Tanggung Jawab Hukum atas Penyebaran dan Perluasan Hoaks: Menjelaskan Dua Jenis Tanggung Jawab Pidana dari Contoh Kasus Penangkapan

Pada tanggal 1 Januari 2024, sebuah gempa besar mengguncang Semenanjung Noto di Prefektur Ishikawa, Jepang, menyebabkan kerusakan yang sangat parah. Kita semua menantikan pemulihan daerah yang terkena bencana secepat mungkin. Bersamaan dengan situasi di daerah bencana, apa yang juga menyebar di media sosial adalah ‘hoaks’. Seorang pria berusia 25 tahun ditangkap pada bulan Juli 2024 karena dituduh menyebarkan permintaan penyelamatan palsu di media sosial X selama gempa Semenanjung Noto, melanggar hukum Jepang tentang penghambatan bisnis dengan tipu muslihat.

Referensi: Nikkei | Sikap Ketat Polisi terhadap Hoaks di Media Sosial Saat Bencana, Perlu Waspada terhadap Penyebaran yang Sembrono[ja]

Hoaks dapat menyebabkan kekacauan sosial yang tidak terduga. Motivasi di balik penyebaran hoaks bisa jadi untuk menarik perhatian di internet, namun ada juga pelaku yang menyebarkan hoaks semata-mata untuk kesenangan pribadi. Di masa pandemi COVID-19, berbagai hoaks telah muncul dan menyebar luas. Saat terjadi bencana alam besar seperti gempa bumi, informasi yang salah yang menyebar luas dapat berkembang menjadi situasi yang mengancam nyawa manusia.

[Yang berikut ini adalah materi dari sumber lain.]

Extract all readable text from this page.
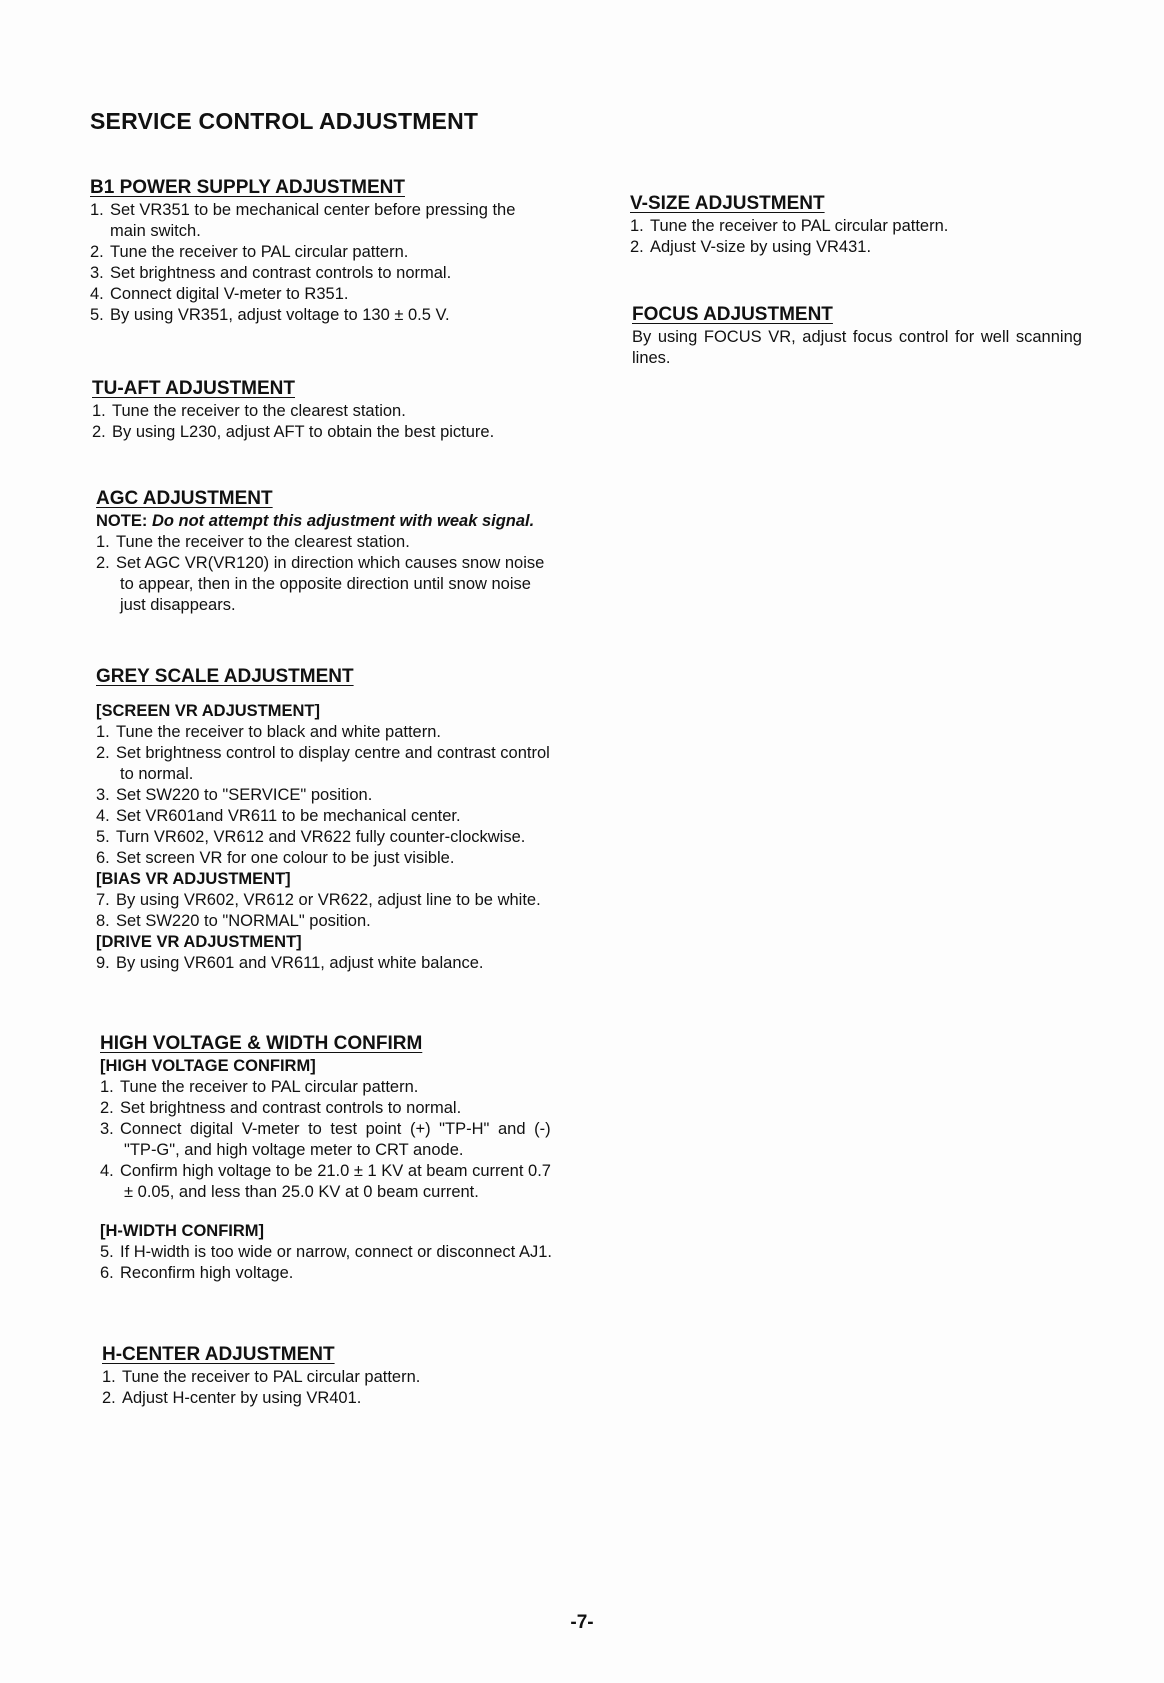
SERVICE CONTROL ADJUSTMENT
B1 POWER SUPPLY ADJUSTMENT
1. Set VR351 to be mechanical center before pressing the
main switch.
2. Tune the receiver to PAL circular pattern.
3. Set brightness and contrast controls to normal.
4. Connect digital V-meter to R351.
5. By using VR351, adjust voltage to 130 ± 0.5 V.
TU-AFT ADJUSTMENT
1. Tune the receiver to the clearest station.
2. By using L230, adjust AFT to obtain the best picture.
AGC ADJUSTMENT
NOTE: Do not attempt this adjustment with weak signal.
1. Tune the receiver to the clearest station.
2. Set AGC VR(VR120) in direction which causes snow noise
to appear, then in the opposite direction until snow noise
just disappears.
GREY SCALE ADJUSTMENT
[SCREEN VR ADJUSTMENT]
1. Tune the receiver to black and white pattern.
2. Set brightness control to display centre and contrast control
to normal.
3. Set SW220 to "SERVICE" position.
4. Set VR601and VR611 to be mechanical center.
5. Turn VR602, VR612 and VR622 fully counter-clockwise.
6. Set screen VR for one colour to be just visible.
[BIAS VR ADJUSTMENT]
7. By using VR602, VR612 or VR622, adjust line to be white.
8. Set SW220 to "NORMAL" position.
[DRIVE VR ADJUSTMENT]
9. By using VR601 and VR611, adjust white balance.
HIGH VOLTAGE & WIDTH CONFIRM
[HIGH VOLTAGE CONFIRM]
1. Tune the receiver to PAL circular pattern.
2. Set brightness and contrast controls to normal.
3. Connect digital V-meter to test point (+) "TP-H" and (-)
"TP-G", and high voltage meter to CRT anode.
4. Confirm high voltage to be 21.0 ± 1 KV at beam current 0.7
± 0.05, and less than 25.0 KV at 0 beam current.
[H-WIDTH CONFIRM]
5. If H-width is too wide or narrow, connect or disconnect AJ1.
6. Reconfirm high voltage.
H-CENTER ADJUSTMENT
1. Tune the receiver to PAL circular pattern.
2. Adjust H-center by using VR401.
V-SIZE ADJUSTMENT
1. Tune the receiver to PAL circular pattern.
2. Adjust V-size by using VR431.
FOCUS ADJUSTMENT
By using FOCUS VR, adjust focus control for well scanning
lines.
-7-
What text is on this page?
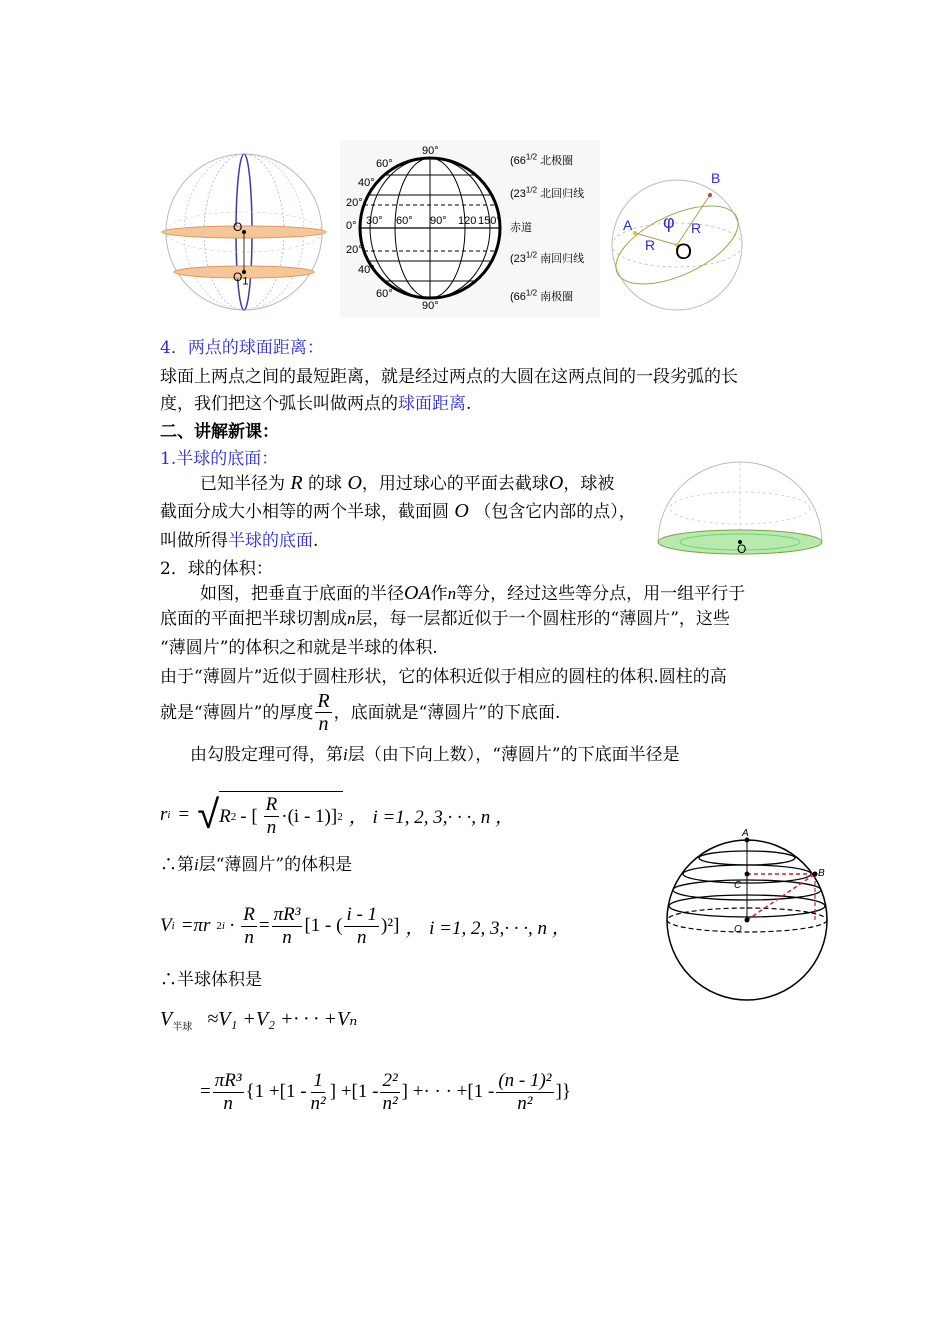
O
$O_1$
90°
60°
40°
20°
0° 30° 60° 90° 120 150°
20°
40°
60°
90°
($66^{1/2}$ 北极圈
($23^{1/2}$ 北回归线
赤道
($23^{1/2}$ 南回归线
($66^{1/2}$ 南极圈
B
A φ
R
R
O
4．两点的球面距离：
球面上两点之间的最短距离，就是经过两点的大圆在这两点间的一段劣弧的长
度，我们把这个弧长叫做两点的球面距离.
二、讲解新课：
1.半球的底面：
已知半径为 R 的球 O，用过球心的平面去截球O，球被
截面分成大小相等的两个半球，截面圆 O （包含它内部的点），
叫做所得半球的底面.	O
2．球的体积：
如图，把垂直于底面的半径OA作n等分，经过这些等分点，用一组平行于
底面的平面把半球切割成n层，每一层都近似于一个圆柱形的“薄圆片”，这些
“薄圆片”的体积之和就是半球的体积.
由于“薄圆片”近似于圆柱形状，它的体积近似于相应的圆柱的体积.圆柱的高
就是“薄圆片”的厚度 $\frac{R}{n}$ ，底面就是“薄圆片”的下底面.
由勾股定理可得，第i层（由下向上数），“薄圆片”的下底面半径是
r i = √ R 2 - [ $\frac{R}{n} \cdot(i - 1)$] 2 ， i =1, 2, 3,· · ·, n ，
∴第i层“薄圆片”的体积是
V i =πr 2 $i \cdot \frac{R}{n} = \frac{\text{πR³}}{n} [1$ - ( $\frac{i - 1}{n} )^2$] ， i =1, 2, 3,· · ·, n ，
∴半球体积是
$V_{半球} \approx V_1 +V_2$ +· · · +Vₙ
= $\frac{\text{πR³}}{n} \{1 +[1 - \frac{1}{\text{n²}}$ ] $+[1 - \frac{\text{2²}}{\text{n²}}$ ] +· · · $+[1 - \frac{\text{(n - 1)²}}{\text{n²}}$ ]}
A
B
C
O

Apa tanggung jawab hukum yang dapat dikenakan atas penyebaran dan perluasan hoaks? Di sini, kami akan menjelaskan dengan mengambil contoh kasus hoaks yang sebenarnya.

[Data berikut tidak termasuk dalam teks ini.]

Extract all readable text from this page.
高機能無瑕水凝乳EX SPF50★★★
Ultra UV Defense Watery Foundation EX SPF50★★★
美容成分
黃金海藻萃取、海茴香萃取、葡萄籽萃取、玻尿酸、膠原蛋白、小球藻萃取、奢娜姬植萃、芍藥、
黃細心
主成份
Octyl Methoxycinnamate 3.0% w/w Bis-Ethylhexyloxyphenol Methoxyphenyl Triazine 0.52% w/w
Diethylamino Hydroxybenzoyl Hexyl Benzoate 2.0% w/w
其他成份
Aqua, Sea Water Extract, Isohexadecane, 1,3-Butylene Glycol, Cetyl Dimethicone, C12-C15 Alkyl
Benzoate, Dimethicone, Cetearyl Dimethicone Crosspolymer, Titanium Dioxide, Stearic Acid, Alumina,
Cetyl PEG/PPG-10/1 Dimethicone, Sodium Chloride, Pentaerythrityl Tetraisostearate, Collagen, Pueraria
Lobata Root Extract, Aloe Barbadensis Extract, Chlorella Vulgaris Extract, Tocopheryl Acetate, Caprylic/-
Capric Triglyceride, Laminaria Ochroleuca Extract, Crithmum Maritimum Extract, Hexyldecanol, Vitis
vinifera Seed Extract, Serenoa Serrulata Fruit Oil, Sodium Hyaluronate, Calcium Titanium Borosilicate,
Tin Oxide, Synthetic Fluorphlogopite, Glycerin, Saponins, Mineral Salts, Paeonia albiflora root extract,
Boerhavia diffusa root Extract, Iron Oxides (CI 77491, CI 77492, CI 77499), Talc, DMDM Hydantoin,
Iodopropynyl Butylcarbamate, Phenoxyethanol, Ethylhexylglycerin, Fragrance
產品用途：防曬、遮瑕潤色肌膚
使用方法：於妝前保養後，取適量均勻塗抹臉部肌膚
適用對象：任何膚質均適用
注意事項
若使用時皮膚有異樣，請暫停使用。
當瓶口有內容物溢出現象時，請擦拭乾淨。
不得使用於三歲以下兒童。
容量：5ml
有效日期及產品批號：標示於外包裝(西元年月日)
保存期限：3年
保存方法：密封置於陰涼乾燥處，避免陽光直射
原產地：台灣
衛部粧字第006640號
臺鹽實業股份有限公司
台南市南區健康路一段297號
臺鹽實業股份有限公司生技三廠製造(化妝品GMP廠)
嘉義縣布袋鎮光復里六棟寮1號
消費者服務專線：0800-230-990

Tanggung Jawab Pidana atas Penyebaran Hoaks di Jepang

Tanggung Jawab Pidana atas Penyebaran Hoaks di Jepang

Menyebar hoaks dapat berpotensi melanggar dua jenis kejahatan berikut ini.

Alasan kami menggunakan kata “berpotensi” adalah karena dalam hukum yang berlaku di Jepang saat ini, tidak ada undang-undang yang secara langsung melarang atau menghukum perbuatan ‘menyebar hoaks’. Bahkan jika hal tersebut menyebabkan kekacauan sosial, seseorang tidak akan ditangkap atau dihukum hanya dengan tuduhan ‘menyebar hoaks’.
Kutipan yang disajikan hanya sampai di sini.